Fig. 2: Decoupling of mechanical and electrical performance.

a Digital photograph of CP-PVA organogel stretched to 10 times the original length (scale bar = 15 mm). Conductivity (b), tensile stress-strain curves (c), and performance comparison (d) of CP-PVA organogels with different contents of CP (relative to the total mass of PVA and CP) (strain rate: 200% min⁻¹). Data in panel b are presented in box-and-whisker plots, where the central dots, lines, and box limits indicate the mean, the median, and the upper/lower quartiles, and the whiskers extend to 1.5× the interquartile range from the quartiles (sample size = 4). e, f Ashby plots comparing the toughness, strain, and conductivity of CP-PVA organogels with previously reported hydrogels. Data points are obtained from references mentioned in Supplementary Fig. 10 and Supplementary Table 3. g Schematic illustration showing the balance between miscibility and self-aggregability of polymers.

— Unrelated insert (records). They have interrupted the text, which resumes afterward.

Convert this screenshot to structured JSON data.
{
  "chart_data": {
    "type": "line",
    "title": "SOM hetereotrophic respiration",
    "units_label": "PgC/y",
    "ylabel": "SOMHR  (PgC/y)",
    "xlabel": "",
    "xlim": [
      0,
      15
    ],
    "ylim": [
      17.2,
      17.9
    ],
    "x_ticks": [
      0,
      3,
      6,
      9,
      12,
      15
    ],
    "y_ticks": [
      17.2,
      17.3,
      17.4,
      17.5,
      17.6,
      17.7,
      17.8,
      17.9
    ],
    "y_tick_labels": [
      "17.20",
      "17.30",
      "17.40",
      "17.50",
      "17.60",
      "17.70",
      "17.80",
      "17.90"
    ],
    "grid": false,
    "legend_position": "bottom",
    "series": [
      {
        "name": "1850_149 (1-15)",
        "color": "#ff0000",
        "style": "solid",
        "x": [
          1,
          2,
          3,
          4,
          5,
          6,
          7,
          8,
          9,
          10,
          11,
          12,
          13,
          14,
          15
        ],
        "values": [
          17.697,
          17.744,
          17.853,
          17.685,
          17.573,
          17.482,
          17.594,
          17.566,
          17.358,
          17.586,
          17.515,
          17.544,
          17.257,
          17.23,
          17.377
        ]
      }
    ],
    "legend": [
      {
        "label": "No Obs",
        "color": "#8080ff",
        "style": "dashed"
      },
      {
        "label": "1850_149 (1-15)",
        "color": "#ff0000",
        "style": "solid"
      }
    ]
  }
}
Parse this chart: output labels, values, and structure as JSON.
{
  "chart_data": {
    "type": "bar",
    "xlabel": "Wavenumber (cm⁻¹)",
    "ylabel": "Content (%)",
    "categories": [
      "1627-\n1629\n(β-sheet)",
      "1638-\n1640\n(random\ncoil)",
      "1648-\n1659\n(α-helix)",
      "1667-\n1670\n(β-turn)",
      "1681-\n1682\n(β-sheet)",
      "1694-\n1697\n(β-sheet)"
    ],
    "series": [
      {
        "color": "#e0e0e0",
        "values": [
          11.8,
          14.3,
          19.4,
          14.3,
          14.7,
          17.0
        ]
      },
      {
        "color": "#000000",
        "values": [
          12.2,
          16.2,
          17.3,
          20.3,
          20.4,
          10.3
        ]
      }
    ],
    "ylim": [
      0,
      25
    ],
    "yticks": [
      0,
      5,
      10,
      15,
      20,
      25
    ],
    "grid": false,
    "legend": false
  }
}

Temperature-dependent FT-IR spectra (h), Raman spectra (i), and ordinary FT-IR spectra (j) of different organogels. k AFM characterizations of p-CP-PVA and CP-PVA organogels: height image (left panel), phase image (middle panel), and tunneling current image recorded in TUNA (tunneling AFM) mode (right panel) (scale bar = 500 nm). Data in panels d, h-j were presented as mean values  ±  standard deviation (mean ± s.d.) (sample size = 4). Statistical significance was assessed using two-sided t-tests for comparisons between two groups (b, i), and one-way analysis of variance (ANOVA) for comparisons among multiple groups (panel j), with significance determined by p values. Unless otherwise specified, CP-PVA organogels with a solid content of ~50 wt% (relative to the total mass of organogels) and CP’s content of 22 wt% (relative to the total mass of CP and PVA) were used here.